The above simple reactions took advantage of the hydroxyl groups at the C-10 and C-16 positions which were strategically functionalized in order to produce the monomers 7-oxohexadecanedioic and 10-oxo-16-hydroxyhexadecanoic acids, as well as a dimer and branched and linear trimers, which were fully characterized by different spectroscopic analysis. 10-Oxo-16-hydroxyhexadecanoic acid, the dimer and linear trimer could be useful in the preparation of aliphatic polyesters while the branched trimer can lead to the formation of dendrimers, and the 7-oxohexadecanedioic would be useful to obtain linear polyester with some diols.
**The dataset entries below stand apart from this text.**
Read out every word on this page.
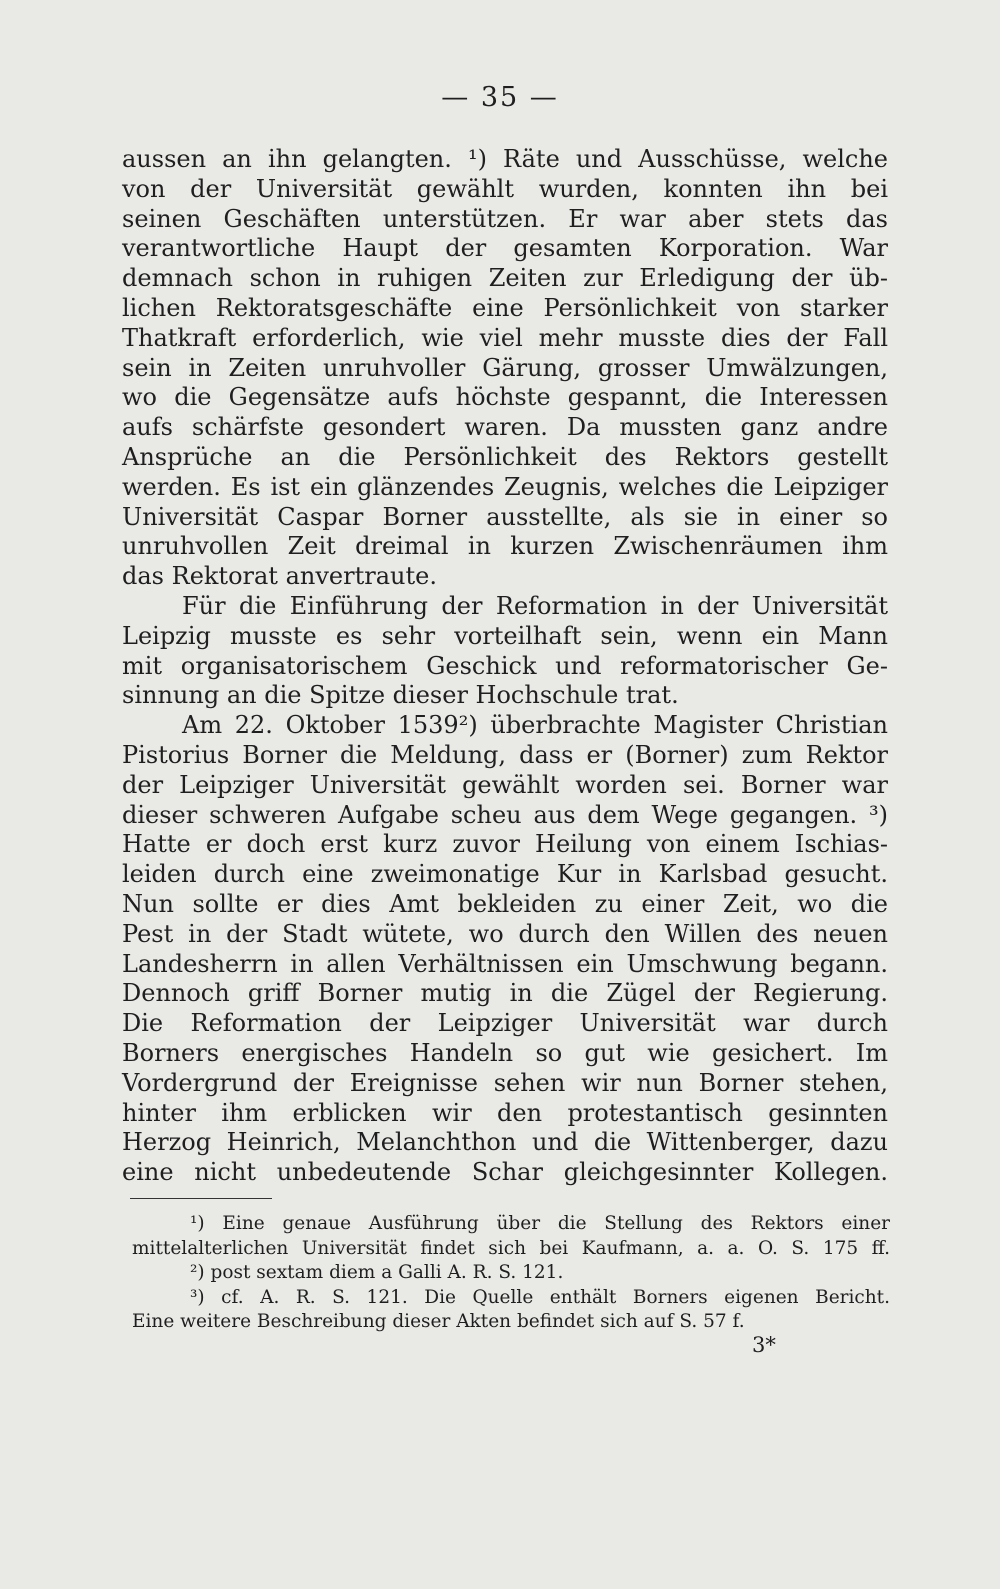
— 35 —
aussen an ihn gelangten. ¹) Räte und Ausschüsse, welche
von der Universität gewählt wurden, konnten ihn bei
seinen Geschäften unterstützen. Er war aber stets das
verantwortliche Haupt der gesamten Korporation. War
demnach schon in ruhigen Zeiten zur Erledigung der üb-
lichen Rektoratsgeschäfte eine Persönlichkeit von starker
Thatkraft erforderlich, wie viel mehr musste dies der Fall
sein in Zeiten unruhvoller Gärung, grosser Umwälzungen,
wo die Gegensätze aufs höchste gespannt, die Interessen
aufs schärfste gesondert waren. Da mussten ganz andre
Ansprüche an die Persönlichkeit des Rektors gestellt
werden. Es ist ein glänzendes Zeugnis, welches die Leipziger
Universität Caspar Borner ausstellte, als sie in einer so
unruhvollen Zeit dreimal in kurzen Zwischenräumen ihm
das Rektorat anvertraute.
Für die Einführung der Reformation in der Universität
Leipzig musste es sehr vorteilhaft sein, wenn ein Mann
mit organisatorischem Geschick und reformatorischer Ge-
sinnung an die Spitze dieser Hochschule trat.
Am 22. Oktober 1539²) überbrachte Magister Christian
Pistorius Borner die Meldung, dass er (Borner) zum Rektor
der Leipziger Universität gewählt worden sei. Borner war
dieser schweren Aufgabe scheu aus dem Wege gegangen. ³)
Hatte er doch erst kurz zuvor Heilung von einem Ischias-
leiden durch eine zweimonatige Kur in Karlsbad gesucht.
Nun sollte er dies Amt bekleiden zu einer Zeit, wo die
Pest in der Stadt wütete, wo durch den Willen des neuen
Landesherrn in allen Verhältnissen ein Umschwung begann.
Dennoch griff Borner mutig in die Zügel der Regierung.
Die Reformation der Leipziger Universität war durch
Borners energisches Handeln so gut wie gesichert. Im
Vordergrund der Ereignisse sehen wir nun Borner stehen,
hinter ihm erblicken wir den protestantisch gesinnten
Herzog Heinrich, Melanchthon und die Wittenberger, dazu
eine nicht unbedeutende Schar gleichgesinnter Kollegen.
¹) Eine genaue Ausführung über die Stellung des Rektors einer
mittelalterlichen Universität findet sich bei Kaufmann, a. a. O. S. 175 ff.
²) post sextam diem a Galli A. R. S. 121.
³) cf. A. R. S. 121. Die Quelle enthält Borners eigenen Bericht.
Eine weitere Beschreibung dieser Akten befindet sich auf S. 57 f.
3*
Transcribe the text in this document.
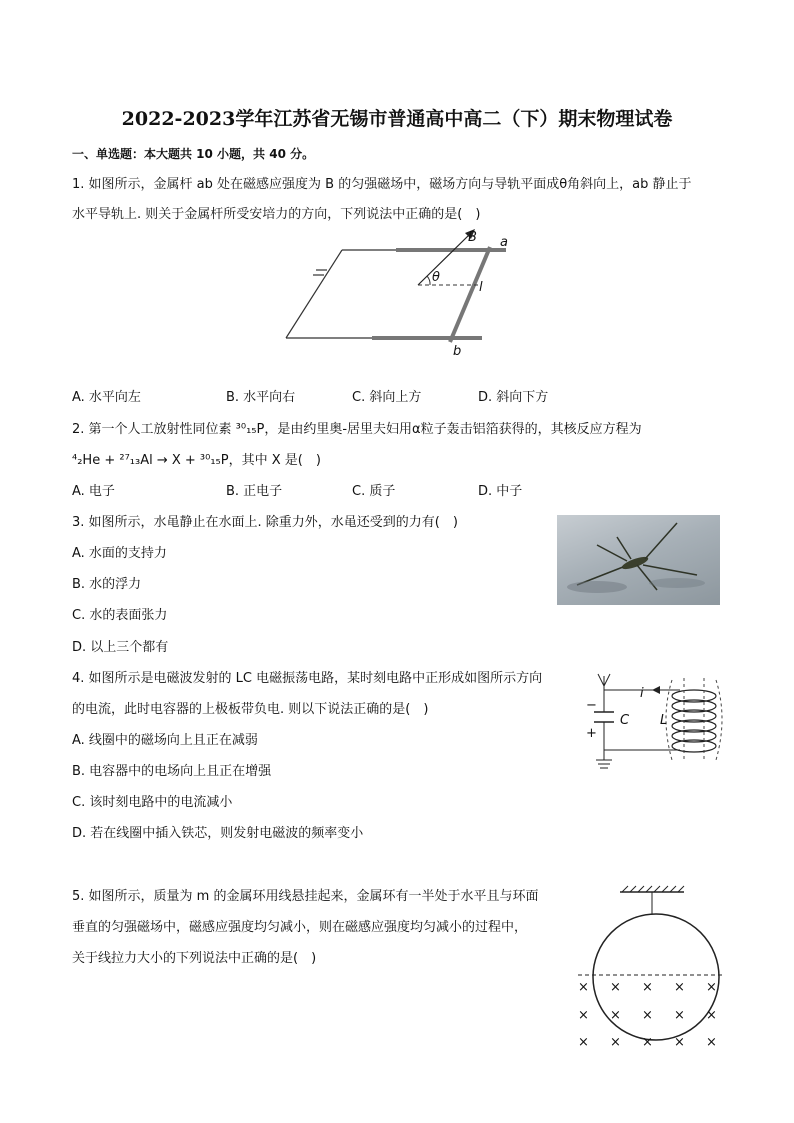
2022-2023学年江苏省无锡市普通高中高二（下）期末物理试卷
一、单选题：本大题共 10 小题，共 40 分。
1. 如图所示，金属杆 ab 处在磁感应强度为 B 的匀强磁场中，磁场方向与导轨平面成θ角斜向上，ab 静止于
水平导轨上. 则关于金属杆所受安培力的方向，下列说法中正确的是(　)
B a
θ
l
b
A. 水平向左	B. 水平向右	C. 斜向上方	D. 斜向下方
2. 第一个人工放射性同位素 ³⁰₁₅P，是由约里奥-居里夫妇用α粒子轰击铝箔获得的，其核反应方程为
⁴₂He + ²⁷₁₃Al → X + ³⁰₁₅P，其中 X 是(　)
A. 电子	B. 正电子	C. 质子	D. 中子
3. 如图所示，水黾静止在水面上. 除重力外，水黾还受到的力有(　)
A. 水面的支持力
B. 水的浮力
C. 水的表面张力
D. 以上三个都有
4. 如图所示是电磁波发射的 LC 电磁振荡电路，某时刻电路中正形成如图所示方向
的电流，此时电容器的上极板带负电. 则以下说法正确的是(　)
A. 线圈中的磁场向上且正在减弱
B. 电容器中的电场向上且正在增强
C. 该时刻电路中的电流减小
D. 若在线圈中插入铁芯，则发射电磁波的频率变小
i
C L
−
+
5. 如图所示，质量为 m 的金属环用线悬挂起来，金属环有一半处于水平且与环面
垂直的匀强磁场中，磁感应强度均匀减小，则在磁感应强度均匀减小的过程中，
关于线拉力大小的下列说法中正确的是(　)
× × × × ×
× × × × ×
× × × × ×
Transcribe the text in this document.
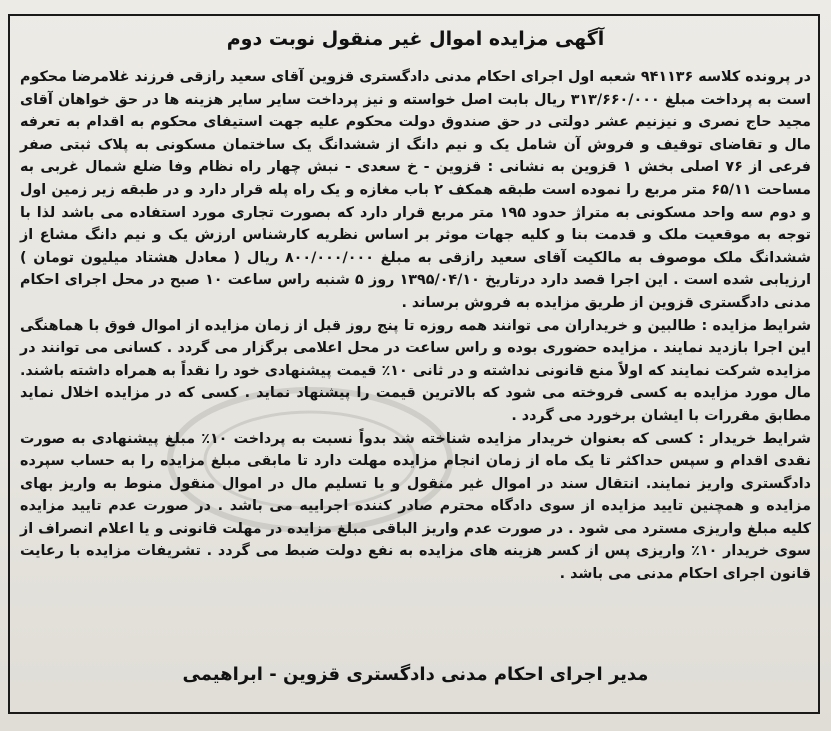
آگهی مزایده اموال غیر منقول نوبت دوم

در پرونده کلاسه ۹۴۱۱۳۶ شعبه اول اجرای احکام مدنی دادگستری قزوین آقای سعید رازقی فرزند غلامرضا محکوم است به پرداخت مبلغ ۳۱۳/۶۶۰/۰۰۰ ریال بابت اصل خواسته و نیز پرداخت سایر سایر هزینه ها در حق خواهان آقای مجید حاج نصری و نیزنیم عشر دولتی در حق صندوق دولت محکوم علیه جهت استیفای محکوم به اقدام به تعرفه مال و تقاضای توقیف و فروش آن شامل یک و نیم دانگ از ششدانگ یک ساختمان مسکونی به پلاک ثبتی صفر فرعی از ۷۶ اصلی بخش ۱ قزوین به نشانی : قزوین - خ سعدی - نبش چهار راه نظام وفا ضلع شمال غربی به مساحت ۶۵/۱۱ متر مربع را نموده است طبقه همکف ۲ باب مغازه و یک راه پله قرار دارد و در طبقه زیر زمین اول و دوم سه واحد مسکونی به متراژ حدود ۱۹۵ متر مربع قرار دارد که بصورت تجاری مورد استفاده می باشد لذا با توجه به موقعیت ملک و قدمت بنا و کلیه جهات موثر بر اساس نظریه کارشناس ارزش یک و نیم دانگ مشاع از ششدانگ ملک موصوف به مالکیت آقای سعید رازقی به مبلغ ۸۰۰/۰۰۰/۰۰۰ ریال ( معادل هشتاد میلیون تومان ) ارزیابی شده است . این اجرا قصد دارد درتاریخ ۱۳۹۵/۰۴/۱۰ روز ۵ شنبه راس ساعت ۱۰ صبح در محل اجرای احکام مدنی دادگستری قزوین از طریق مزایده به فروش برساند .

شرایط مزایده : طالبین و خریداران می توانند همه روزه تا پنج روز قبل از زمان مزایده از اموال فوق با هماهنگی این اجرا بازدید نمایند . مزایده حضوری بوده و راس ساعت در محل اعلامی برگزار می گردد . کسانی می توانند در مزایده شرکت نمایند که اولاً منع قانونی نداشته و در ثانی ۱۰٪ قیمت پیشنهادی خود را نقداً به همراه داشته باشند. مال مورد مزایده به کسی فروخته می شود که بالاترین قیمت را پیشنهاد نماید . کسی که در مزایده اخلال نماید مطابق مقررات با ایشان برخورد می گردد .

شرایط خریدار : کسی که بعنوان خریدار مزایده شناخته شد بدواً نسبت به پرداخت ۱۰٪ مبلغ پیشنهادی به صورت نقدی اقدام و سپس حداکثر تا یک ماه از زمان انجام مزایده مهلت دارد تا مابقی مبلغ مزایده را به حساب سپرده دادگستری واریز نمایند. انتقال سند در اموال غیر منقول و یا تسلیم مال در اموال منقول منوط به واریز بهای مزایده و همچنین تایید مزایده از سوی دادگاه محترم صادر کننده اجراییه می باشد . در صورت عدم تایید مزایده کلیه مبلغ واریزی مسترد می شود . در صورت عدم واریز الباقی مبلغ مزایده در مهلت قانونی و یا اعلام انصراف از سوی خریدار ۱۰٪ واریزی پس از کسر هزینه های مزایده به نفع دولت ضبط می گردد . تشریفات مزایده با رعایت قانون اجرای احکام مدنی می باشد .

مدیر اجرای احکام مدنی دادگستری قزوین - ابراهیمی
The effect of the products obtained here in will give to the polyesters functionalizable keto or hydroxyl moieties which can be modified, derivatized, or cross-linked at these sites, to produce polymers with bioactive moieties for medical applications.